This problem is basically from MIT OCW probability section.
A fair coin is flipped until the number of heads exceeds the number of tails. What is the expected number of flips?
I tried this question and landed with 25/12 as the expected number of flips required. I want to check if this is correct.
Replying to @Tavish, there is no way to get a sequence of even tosses where heads just became greater than tails (if heads are greater the difference is greater than two, so they where greater even before the last toss). Conversely for $2n + 1$ the sequences such that heads just became greater than head are such that the last toss is a head, before there were an equal number of heads and tails and tails were never strictly less than heads (that is $C_n$).
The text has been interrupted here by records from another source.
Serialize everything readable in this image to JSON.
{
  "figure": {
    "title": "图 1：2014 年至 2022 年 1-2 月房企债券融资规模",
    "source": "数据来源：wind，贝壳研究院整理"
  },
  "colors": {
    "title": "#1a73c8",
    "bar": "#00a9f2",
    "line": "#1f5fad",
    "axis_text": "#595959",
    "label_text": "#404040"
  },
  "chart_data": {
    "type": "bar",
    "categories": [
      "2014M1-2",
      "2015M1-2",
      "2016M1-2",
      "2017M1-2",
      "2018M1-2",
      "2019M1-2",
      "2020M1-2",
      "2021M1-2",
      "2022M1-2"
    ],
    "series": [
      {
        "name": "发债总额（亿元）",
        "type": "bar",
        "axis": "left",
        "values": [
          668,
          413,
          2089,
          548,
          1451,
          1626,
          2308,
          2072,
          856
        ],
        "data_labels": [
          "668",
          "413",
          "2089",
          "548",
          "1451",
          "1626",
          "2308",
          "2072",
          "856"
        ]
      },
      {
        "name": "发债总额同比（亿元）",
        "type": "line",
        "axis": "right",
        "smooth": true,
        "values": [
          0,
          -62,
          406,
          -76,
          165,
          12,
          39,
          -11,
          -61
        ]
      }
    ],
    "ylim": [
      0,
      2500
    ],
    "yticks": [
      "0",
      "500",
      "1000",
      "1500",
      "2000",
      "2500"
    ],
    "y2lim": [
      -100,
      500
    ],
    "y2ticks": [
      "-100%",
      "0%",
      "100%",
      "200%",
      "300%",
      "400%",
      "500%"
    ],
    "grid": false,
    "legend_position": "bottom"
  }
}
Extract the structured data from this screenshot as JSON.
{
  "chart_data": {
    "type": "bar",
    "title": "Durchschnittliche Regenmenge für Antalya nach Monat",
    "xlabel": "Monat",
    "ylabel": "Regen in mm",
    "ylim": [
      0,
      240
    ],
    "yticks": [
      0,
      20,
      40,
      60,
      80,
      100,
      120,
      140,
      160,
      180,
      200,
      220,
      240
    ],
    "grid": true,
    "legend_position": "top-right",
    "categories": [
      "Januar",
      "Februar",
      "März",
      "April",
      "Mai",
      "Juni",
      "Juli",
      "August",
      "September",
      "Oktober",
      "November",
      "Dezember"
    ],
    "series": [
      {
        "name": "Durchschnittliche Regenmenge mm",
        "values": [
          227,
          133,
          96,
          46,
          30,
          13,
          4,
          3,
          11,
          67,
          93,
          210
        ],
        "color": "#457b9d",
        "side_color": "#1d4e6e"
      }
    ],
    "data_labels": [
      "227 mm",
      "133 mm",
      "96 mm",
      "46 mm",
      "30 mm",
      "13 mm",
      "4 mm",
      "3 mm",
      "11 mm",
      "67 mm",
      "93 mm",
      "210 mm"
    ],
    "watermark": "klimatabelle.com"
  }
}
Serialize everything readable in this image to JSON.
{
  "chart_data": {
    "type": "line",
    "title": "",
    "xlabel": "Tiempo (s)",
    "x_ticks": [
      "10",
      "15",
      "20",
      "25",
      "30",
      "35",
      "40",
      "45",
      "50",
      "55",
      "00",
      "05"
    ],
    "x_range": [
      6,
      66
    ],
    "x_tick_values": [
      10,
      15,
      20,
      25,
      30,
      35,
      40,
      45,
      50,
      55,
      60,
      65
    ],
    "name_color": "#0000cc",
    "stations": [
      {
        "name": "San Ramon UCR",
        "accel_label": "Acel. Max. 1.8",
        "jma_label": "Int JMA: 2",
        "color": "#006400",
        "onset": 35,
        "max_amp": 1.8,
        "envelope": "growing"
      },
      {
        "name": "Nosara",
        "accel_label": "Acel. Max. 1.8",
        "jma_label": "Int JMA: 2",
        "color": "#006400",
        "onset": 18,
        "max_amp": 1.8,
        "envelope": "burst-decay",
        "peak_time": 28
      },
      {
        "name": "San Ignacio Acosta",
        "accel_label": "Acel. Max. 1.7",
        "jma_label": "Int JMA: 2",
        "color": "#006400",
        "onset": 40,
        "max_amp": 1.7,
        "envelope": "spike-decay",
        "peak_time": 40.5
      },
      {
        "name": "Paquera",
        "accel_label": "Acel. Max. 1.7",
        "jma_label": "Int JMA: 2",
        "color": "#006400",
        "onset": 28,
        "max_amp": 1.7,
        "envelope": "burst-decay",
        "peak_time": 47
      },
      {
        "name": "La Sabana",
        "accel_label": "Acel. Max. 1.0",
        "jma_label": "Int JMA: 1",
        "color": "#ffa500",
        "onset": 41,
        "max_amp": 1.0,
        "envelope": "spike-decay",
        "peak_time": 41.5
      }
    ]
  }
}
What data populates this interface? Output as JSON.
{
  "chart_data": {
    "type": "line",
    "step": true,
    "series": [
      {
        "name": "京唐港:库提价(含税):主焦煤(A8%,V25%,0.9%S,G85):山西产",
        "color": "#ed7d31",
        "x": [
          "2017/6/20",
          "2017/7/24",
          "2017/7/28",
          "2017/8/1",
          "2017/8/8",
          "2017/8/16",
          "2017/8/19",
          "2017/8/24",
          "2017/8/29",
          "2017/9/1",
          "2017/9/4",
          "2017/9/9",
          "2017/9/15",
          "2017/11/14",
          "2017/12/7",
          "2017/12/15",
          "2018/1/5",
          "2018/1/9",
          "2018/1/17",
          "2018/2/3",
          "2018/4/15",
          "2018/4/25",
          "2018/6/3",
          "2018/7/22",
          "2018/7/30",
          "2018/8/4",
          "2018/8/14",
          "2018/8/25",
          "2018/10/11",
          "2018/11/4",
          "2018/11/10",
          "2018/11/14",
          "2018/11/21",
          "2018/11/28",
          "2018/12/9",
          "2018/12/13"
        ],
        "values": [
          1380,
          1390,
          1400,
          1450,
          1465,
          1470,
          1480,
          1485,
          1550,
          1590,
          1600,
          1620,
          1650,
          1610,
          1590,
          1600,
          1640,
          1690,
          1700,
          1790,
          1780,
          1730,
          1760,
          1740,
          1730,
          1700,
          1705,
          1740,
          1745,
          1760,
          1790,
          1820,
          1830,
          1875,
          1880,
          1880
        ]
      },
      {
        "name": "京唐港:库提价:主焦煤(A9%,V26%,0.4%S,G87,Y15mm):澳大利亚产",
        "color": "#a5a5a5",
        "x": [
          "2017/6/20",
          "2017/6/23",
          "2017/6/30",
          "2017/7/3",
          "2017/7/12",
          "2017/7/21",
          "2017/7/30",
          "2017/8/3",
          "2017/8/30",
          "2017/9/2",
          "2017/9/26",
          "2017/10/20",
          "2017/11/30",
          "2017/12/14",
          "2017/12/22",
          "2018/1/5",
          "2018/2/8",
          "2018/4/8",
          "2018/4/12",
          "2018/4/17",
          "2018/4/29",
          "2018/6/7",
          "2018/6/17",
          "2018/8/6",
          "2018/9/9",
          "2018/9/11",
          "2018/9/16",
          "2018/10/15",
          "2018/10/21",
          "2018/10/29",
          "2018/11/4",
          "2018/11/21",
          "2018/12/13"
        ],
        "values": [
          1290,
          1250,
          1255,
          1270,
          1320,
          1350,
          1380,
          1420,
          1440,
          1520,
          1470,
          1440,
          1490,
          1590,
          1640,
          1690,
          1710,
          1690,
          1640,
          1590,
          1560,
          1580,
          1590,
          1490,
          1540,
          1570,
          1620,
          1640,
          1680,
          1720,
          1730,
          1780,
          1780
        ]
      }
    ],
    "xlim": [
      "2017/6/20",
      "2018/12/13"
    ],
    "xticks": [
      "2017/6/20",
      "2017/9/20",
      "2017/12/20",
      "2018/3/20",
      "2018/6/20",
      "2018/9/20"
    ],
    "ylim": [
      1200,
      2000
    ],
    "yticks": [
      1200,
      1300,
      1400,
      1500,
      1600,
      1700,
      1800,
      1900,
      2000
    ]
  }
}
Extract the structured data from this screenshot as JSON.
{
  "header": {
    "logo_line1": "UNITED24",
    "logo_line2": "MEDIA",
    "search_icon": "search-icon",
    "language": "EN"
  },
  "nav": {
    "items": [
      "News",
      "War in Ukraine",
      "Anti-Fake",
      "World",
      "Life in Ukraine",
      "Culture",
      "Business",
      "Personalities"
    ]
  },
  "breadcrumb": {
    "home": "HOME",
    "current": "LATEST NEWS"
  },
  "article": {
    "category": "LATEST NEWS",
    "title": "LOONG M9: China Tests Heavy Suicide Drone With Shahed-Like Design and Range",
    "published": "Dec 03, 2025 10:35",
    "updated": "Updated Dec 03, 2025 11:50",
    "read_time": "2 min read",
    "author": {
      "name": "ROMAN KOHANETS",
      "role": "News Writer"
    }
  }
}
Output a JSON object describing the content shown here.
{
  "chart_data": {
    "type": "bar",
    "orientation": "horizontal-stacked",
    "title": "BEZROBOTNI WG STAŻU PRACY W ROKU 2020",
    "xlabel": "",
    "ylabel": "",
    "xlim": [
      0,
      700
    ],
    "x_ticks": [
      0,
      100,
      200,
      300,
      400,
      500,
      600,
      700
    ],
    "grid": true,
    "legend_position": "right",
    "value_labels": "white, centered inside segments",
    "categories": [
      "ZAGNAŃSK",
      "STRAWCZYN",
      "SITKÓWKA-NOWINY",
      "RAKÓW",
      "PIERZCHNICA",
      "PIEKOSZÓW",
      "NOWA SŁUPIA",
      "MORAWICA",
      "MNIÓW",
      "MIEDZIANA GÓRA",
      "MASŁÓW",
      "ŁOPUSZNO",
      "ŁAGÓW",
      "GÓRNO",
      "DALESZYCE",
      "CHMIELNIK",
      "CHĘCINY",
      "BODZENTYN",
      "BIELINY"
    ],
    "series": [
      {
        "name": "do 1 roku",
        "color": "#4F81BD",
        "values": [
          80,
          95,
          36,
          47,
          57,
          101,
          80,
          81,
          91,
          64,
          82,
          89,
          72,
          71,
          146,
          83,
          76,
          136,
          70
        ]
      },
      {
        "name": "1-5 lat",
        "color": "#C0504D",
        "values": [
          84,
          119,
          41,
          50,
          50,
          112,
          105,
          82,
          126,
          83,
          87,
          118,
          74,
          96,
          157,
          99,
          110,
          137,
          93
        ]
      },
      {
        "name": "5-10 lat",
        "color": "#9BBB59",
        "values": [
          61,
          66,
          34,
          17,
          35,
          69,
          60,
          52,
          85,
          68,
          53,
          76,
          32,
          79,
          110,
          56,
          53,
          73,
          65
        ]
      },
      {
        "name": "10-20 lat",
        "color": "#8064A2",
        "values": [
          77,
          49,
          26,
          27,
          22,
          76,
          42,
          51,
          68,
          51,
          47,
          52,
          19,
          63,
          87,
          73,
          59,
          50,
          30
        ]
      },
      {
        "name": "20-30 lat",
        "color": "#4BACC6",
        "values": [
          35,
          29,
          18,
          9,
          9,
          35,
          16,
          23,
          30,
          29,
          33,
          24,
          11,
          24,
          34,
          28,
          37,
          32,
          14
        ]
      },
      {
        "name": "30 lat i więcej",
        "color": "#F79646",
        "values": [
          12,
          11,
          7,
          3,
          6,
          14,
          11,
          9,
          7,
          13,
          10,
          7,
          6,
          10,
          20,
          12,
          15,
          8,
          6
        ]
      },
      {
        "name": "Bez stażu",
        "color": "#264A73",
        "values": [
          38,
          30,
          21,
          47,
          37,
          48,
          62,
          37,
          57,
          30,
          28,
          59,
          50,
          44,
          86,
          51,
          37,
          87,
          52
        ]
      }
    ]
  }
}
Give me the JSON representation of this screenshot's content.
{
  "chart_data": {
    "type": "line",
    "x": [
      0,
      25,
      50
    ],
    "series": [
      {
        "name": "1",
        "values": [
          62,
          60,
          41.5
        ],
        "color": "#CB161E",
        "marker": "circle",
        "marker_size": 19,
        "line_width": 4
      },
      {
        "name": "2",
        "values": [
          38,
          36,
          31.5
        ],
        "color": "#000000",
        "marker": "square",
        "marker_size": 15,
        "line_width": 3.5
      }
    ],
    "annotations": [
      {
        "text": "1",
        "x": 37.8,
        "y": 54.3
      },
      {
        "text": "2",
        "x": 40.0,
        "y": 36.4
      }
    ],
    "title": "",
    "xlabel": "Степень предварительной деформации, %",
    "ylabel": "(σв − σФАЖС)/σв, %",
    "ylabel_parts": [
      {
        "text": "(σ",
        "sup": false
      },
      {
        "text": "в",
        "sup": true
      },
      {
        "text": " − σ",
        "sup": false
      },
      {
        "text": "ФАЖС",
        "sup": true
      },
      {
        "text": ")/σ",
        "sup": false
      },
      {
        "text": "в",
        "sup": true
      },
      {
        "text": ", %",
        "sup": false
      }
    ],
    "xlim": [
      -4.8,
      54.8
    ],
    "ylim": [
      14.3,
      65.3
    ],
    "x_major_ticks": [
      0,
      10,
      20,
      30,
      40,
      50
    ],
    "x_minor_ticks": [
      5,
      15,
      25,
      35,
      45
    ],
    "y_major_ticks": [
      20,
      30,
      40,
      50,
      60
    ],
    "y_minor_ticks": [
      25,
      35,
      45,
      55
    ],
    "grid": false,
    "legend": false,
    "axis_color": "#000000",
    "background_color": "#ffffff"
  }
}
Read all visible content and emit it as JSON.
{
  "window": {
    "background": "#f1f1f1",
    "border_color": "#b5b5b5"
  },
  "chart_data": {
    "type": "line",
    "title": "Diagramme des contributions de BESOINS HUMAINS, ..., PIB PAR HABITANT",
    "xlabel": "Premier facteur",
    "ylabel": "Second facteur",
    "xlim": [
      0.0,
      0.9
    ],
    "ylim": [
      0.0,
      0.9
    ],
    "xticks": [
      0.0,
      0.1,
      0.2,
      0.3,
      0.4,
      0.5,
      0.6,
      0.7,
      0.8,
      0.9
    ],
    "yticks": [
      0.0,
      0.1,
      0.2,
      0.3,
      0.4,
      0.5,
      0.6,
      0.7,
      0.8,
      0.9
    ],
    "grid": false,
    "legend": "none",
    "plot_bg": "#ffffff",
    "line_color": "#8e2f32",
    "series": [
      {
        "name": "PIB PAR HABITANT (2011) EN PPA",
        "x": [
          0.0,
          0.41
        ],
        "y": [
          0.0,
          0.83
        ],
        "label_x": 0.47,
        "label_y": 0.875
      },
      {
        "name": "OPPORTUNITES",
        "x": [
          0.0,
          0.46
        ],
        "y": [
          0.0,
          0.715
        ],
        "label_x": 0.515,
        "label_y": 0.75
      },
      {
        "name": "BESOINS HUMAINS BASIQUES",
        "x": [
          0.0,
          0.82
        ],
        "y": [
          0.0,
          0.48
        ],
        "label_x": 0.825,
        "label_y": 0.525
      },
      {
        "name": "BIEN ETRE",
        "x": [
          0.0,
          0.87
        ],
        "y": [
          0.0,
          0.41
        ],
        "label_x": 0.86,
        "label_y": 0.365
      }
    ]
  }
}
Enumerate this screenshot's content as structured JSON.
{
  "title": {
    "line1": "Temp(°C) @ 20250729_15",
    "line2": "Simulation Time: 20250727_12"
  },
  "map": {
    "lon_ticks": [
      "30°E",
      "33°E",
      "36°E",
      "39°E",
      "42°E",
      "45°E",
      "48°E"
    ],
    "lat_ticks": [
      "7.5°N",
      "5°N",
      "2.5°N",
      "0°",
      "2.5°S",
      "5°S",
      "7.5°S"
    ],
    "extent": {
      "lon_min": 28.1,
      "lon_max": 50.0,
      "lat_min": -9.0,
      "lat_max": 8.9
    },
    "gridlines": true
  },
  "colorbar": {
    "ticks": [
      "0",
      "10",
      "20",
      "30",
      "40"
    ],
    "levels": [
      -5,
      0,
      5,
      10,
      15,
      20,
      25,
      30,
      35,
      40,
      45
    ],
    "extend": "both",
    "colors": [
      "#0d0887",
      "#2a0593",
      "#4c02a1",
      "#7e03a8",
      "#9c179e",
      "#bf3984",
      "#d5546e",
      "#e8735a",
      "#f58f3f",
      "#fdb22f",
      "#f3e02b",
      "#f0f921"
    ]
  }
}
So the probability that $X = 2n + 1$ should be $\frac{C_n}{2^{2n+1}}$. Hence $$\mathbb{E}(X) = \sum_{n = 0}^\infty \frac{1}{n+1} \binom{2n}{n} \frac{2n + 1}{2^{2n + 1}} = \sum_{n = 0}^\infty \binom{2n+1}{n+1} 2^{-(2n +1)}$$
Either I made a mistake somewhere or simply the expected value diverges, that anyway seems surprisingly
Edit: for completeness, the series diverges because the general term is asymptotically equivalent to $\binom{2n}{n} 2^{-2n}$ and by stirling approximation this is again asimptotically equivalent to $(\sqrt{\pi n})^{-1}$